3. Nonsteady velocity fluctuations in yawed flow: Large nonsteady vari ations in the local velocity at the blade elements will be produced whenever the wind turbine is misaligned (yawed) relative to the wind. This is a common occurrence because yaw control mechanisms usually cannot track the wind to sufficient accuracy for perfect alignment to be assured at all times. The low tip speeds of wind turbines means that large excursions from axial flow may occur, which can amplify unsteady effects even though the blade pitch and AoA may be relatively constant. Under these conditions the amplitudes of the excursions involved may often stretch the limits of the unsteady aerodynamic models, which are often derived under the assumption of small perturbations (see Section 8.13.)
4. Nonsteady wake induction effect: Time-varying aerodynamic conditions at the rotor will have an effect on the strength and positions of vorticity shed and trailed into the downstream wake. This evolutionary process has a hereditary effect depending on the prior time-history of the rotor airloads and appears as a temporal lag in the development of the inflow at the rotor disk. This problem has already been discussed in Section 13.11.

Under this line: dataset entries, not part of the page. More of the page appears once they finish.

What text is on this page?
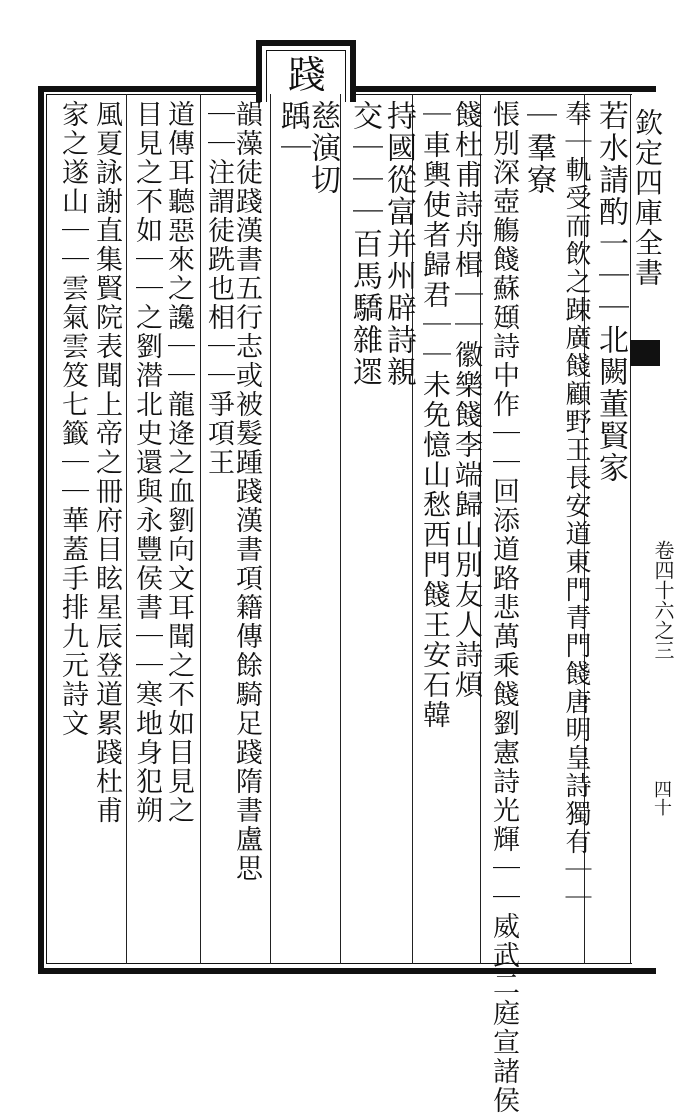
踐
若水請酌一｜｜北闕董賢家
奉｜軌受而飲之踈廣餞顧野王長安道東門青門餞唐明皇詩獨有｜｜
｜羣寮
悵別深壺觴餞蘇頲詩中作｜｜回添道路悲萬乘餞劉憲詩光輝｜｜威武二庭宣諸侯
餞杜甫詩舟楫｜｜徽樂餞李端歸山別友人詩煩
｜車輿使者歸君｜｜未免憶山愁西門餞王安石韓
持國從富并州辟詩親
交｜｜｜百馬驕雜遝
慈演切
踽｜
韻藻徒踐漢書五行志或被髮踵踐漢書項籍傳餘騎足踐隋書盧思
｜｜注謂徒跣也相｜｜爭項王
道傳耳聽惡來之讒｜｜龍逄之血劉向文耳聞之不如目見之
目見之不如｜｜之劉潜北史還與永豐侯書｜｜寒地身犯朔
風夏詠謝直集賢院表聞上帝之冊府目眩星辰登道累踐杜甫
家之遂山｜｜雲氣雲笈七籤｜｜華蓋手排九元詩文	欽定四庫全書
卷四十六之三
四十
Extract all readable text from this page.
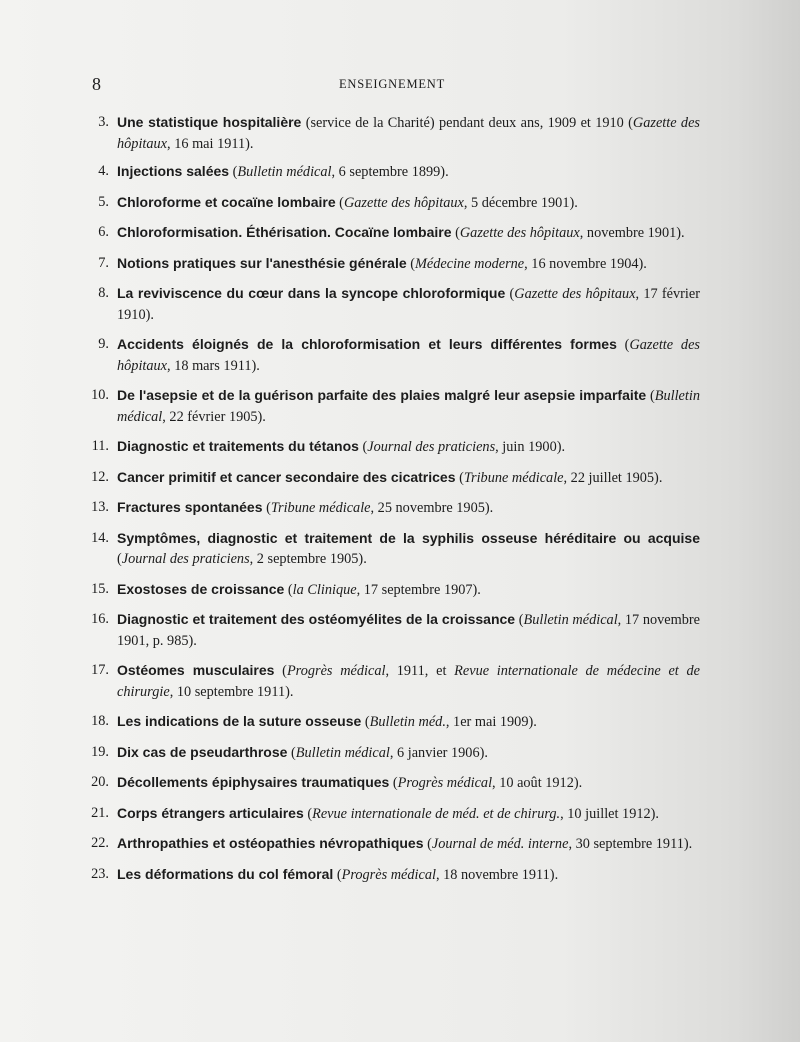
8	ENSEIGNEMENT
3. Une statistique hospitalière (service de la Charité) pendant deux ans, 1909 et 1910 (Gazette des hôpitaux, 16 mai 1911).
4. Injections salées (Bulletin médical, 6 septembre 1899).
5. Chloroforme et cocaïne lombaire (Gazette des hôpitaux, 5 décembre 1901).
6. Chloroformisation. Éthérisation. Cocaïne lombaire (Gazette des hôpitaux, novembre 1901).
7. Notions pratiques sur l'anesthésie générale (Médecine moderne, 16 novembre 1904).
8. La reviviscence du cœur dans la syncope chloroformique (Gazette des hôpitaux, 17 février 1910).
9. Accidents éloignés de la chloroformisation et leurs différentes formes (Gazette des hôpitaux, 18 mars 1911).
10. De l'asepsie et de la guérison parfaite des plaies malgré leur asepsie imparfaite (Bulletin médical, 22 février 1905).
11. Diagnostic et traitements du tétanos (Journal des praticiens, juin 1900).
12. Cancer primitif et cancer secondaire des cicatrices (Tribune médicale, 22 juillet 1905).
13. Fractures spontanées (Tribune médicale, 25 novembre 1905).
14. Symptômes, diagnostic et traitement de la syphilis osseuse héréditaire ou acquise (Journal des praticiens, 2 septembre 1905).
15. Exostoses de croissance (la Clinique, 17 septembre 1907).
16. Diagnostic et traitement des ostéomyélites de la croissance (Bulletin médical, 17 novembre 1901, p. 985).
17. Ostéomes musculaires (Progrès médical, 1911, et Revue internationale de médecine et de chirurgie, 10 septembre 1911).
18. Les indications de la suture osseuse (Bulletin méd., 1er mai 1909).
19. Dix cas de pseudarthrose (Bulletin médical, 6 janvier 1906).
20. Décollements épiphysaires traumatiques (Progrès médical, 10 août 1912).
21. Corps étrangers articulaires (Revue internationale de méd. et de chirurg., 10 juillet 1912).
22. Arthropathies et ostéopathies névropathiques (Journal de méd. interne, 30 septembre 1911).
23. Les déformations du col fémoral (Progrès médical, 18 novembre 1911).
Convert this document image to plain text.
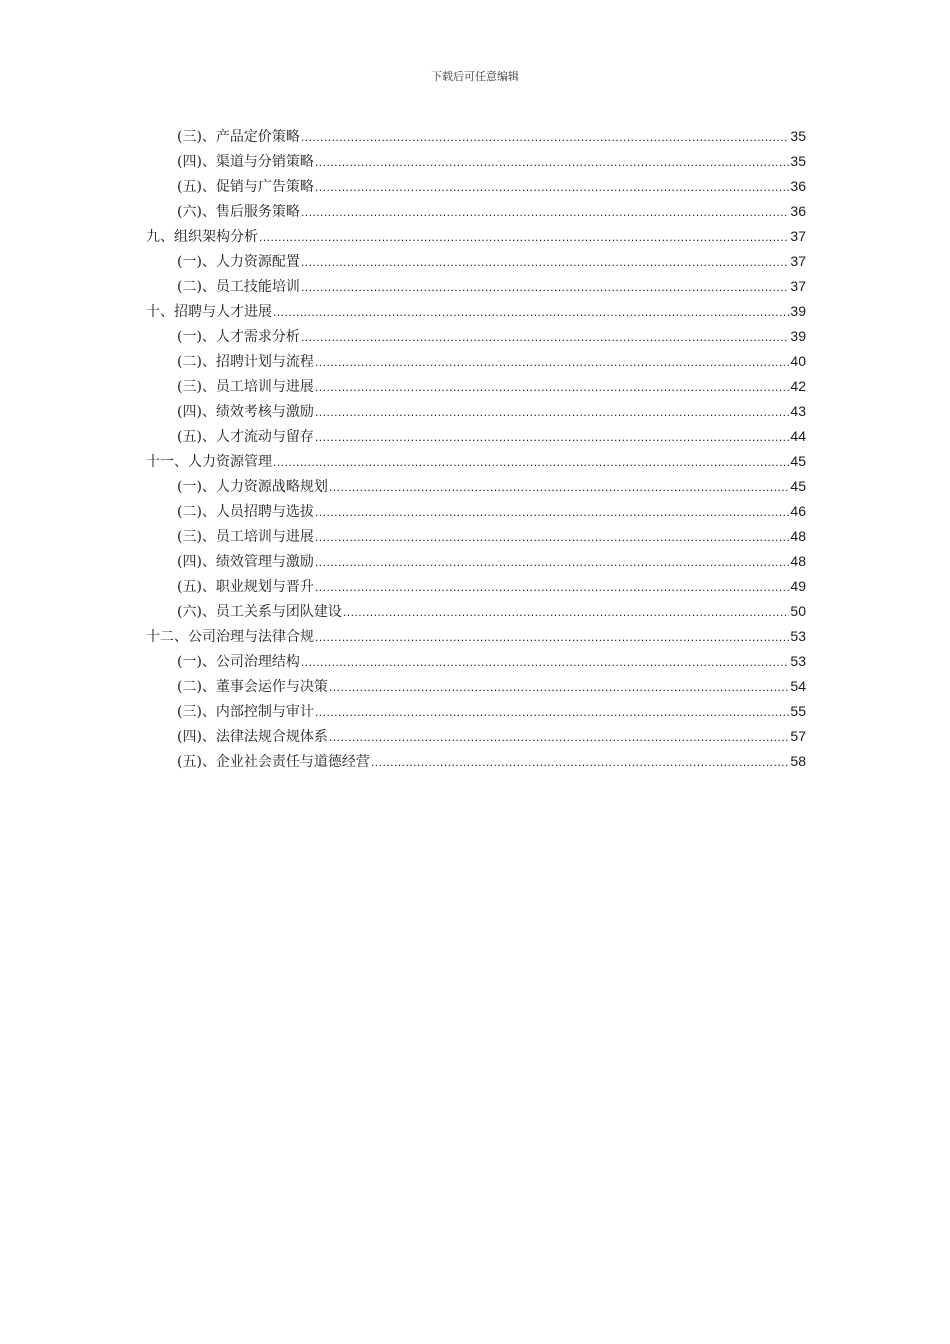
下载后可任意编辑
(三)、产品定价策略 .....	35
(四)、渠道与分销策略 .....	35
(五)、促销与广告策略 .....	36
(六)、售后服务策略 .....	36
九、组织架构分析 .....	37
(一)、人力资源配置 .....	37
(二)、员工技能培训 .....	37
十、招聘与人才进展 .....	39
(一)、人才需求分析 .....	39
(二)、招聘计划与流程 .....	40
(三)、员工培训与进展 .....	42
(四)、绩效考核与激励 .....	43
(五)、人才流动与留存 .....	44
十一、人力资源管理 .....	45
(一)、人力资源战略规划 .....	45
(二)、人员招聘与选拔 .....	46
(三)、员工培训与进展 .....	48
(四)、绩效管理与激励 .....	48
(五)、职业规划与晋升 .....	49
(六)、员工关系与团队建设 .....	50
十二、公司治理与法律合规 .....	53
(一)、公司治理结构 .....	53
(二)、董事会运作与决策 .....	54
(三)、内部控制与审计 .....	55
(四)、法律法规合规体系 .....	57
(五)、企业社会责任与道德经营 .....	58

5. Local sweep effects: Another source of unsteady effects can be traced to the direction of the incident flow velocities on the rotating blades. Because of the relatively low rotational velocity of wind turbines, the local sweep angle of the flow at any blade element can be very large when the turbine is yawed. With attached flows the independence principle applies and no significant changes in airloads occur. However, the existence of a radial flow component can affect the development of the 3-D boundary layer on the blade and the onset of stall (see Section 13.12.2), leading to somewhat more complicated aerodynamic behavior than would be predicted under nominally 2-D conditions. (See Section 9.7 for further details.)
6. Tower shadow effects: For downwind machines the passage of the blade through the tower wake or “shadow” results in transient changes in AoA on the blade elements. Upstream machines also suffer from the effects of the tower, this effect being similar to the blade passage effect for the helicopter rotor/airframe problem (see Section 11.2.3). This interaction effect may involve effective reduced frequencies that exceed 0.2. The resulting blade loads cannot thus be predicted accurately using quasi-steady assumptions. Such problems also involve steep velocity gradients in the flow. At a modeling level the nonuniformity of the velocity field across the blade chord must be considered carefully. Such effects are modeled fairly well using the unsteady airfoil methods with imposed gust fields (see Section 8.16.3), although downstream wake effects may also have to be considered – see Munduate et al. (2003) and Wang & Coton (2001).
In general, the blade structural loads can be nonsteady because of additional factors, such as periodic variations of gravity forces on the blade in the rotating frame of reference,
transient rotational speed and blade flexibility. To calculate blade loads, coupled nonlinear equations involving rotational, inertial, and unsteady aerodynamic forces need to be solved for prescribed operating conditions. This is a major challenge for the wind energy community and parallels the issues known already for helicopters – see Section 14.11.